It contains nearly everything the body needs to survive. It is an excellent choice, especially for vegans.’

Although Estivariz grew up eating quinoa, like most Bolivians, she only found the cookies more recently.

'They are relatively new,’ she says. 'I actually discovered them around five years ago, on holiday in Bolivia.’

Estivariz imports the cookies, which come in chocolate-chip and mango and orange varieties, from a factory that has been operating for more than 50 years and that practises fair trade (there are health and education programmes available to workers). 'Bolivia is one of the poorest countries in Latin America. Before quinoa took off some of the locals there were selling blocks of salt to survive,’ she says. 'The soil is rich, but little else grows there.

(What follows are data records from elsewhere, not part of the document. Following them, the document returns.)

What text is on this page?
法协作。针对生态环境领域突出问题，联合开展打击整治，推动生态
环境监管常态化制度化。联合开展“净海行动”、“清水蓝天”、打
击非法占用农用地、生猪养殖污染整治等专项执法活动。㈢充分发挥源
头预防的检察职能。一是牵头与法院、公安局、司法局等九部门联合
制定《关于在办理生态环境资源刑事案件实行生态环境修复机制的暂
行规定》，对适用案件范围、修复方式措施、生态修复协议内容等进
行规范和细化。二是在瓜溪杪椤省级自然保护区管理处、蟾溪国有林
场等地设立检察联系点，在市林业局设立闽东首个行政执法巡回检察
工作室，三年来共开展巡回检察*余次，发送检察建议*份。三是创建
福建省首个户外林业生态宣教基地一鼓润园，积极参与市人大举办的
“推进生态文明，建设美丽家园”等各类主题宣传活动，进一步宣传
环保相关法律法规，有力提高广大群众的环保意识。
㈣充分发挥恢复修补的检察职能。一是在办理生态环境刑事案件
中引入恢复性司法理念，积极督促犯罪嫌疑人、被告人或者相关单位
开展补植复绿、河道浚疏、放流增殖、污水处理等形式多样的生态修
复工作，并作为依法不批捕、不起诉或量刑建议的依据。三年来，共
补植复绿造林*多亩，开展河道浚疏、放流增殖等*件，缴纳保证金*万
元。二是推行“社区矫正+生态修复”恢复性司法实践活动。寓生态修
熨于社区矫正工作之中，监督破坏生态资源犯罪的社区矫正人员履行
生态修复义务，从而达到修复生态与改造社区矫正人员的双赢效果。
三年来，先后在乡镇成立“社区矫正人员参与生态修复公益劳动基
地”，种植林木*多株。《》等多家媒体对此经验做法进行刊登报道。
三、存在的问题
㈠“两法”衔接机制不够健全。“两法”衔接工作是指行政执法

Now, thanks to the quinoa business, they have the chance to vary their diet, and get clean water and education. It is giving people opportunities.’


She began selling her cookies, which are wheat, gluten, dairy and egg free, last June, and now sells about 200 packets a week. She uses a warehouse for storage but does the deliveries herself, so there are often boxes piled up around the house (her children love the cookies, too). As her business expands, Estivariz hopes to import other quinoa-based products. 'Soups, energy bars, brownie mixtures, pizza bases – that kind of thing.

It is an opportunity for the British to change their normal diet, which is full of fat and sugar, and help a country to develop, too.’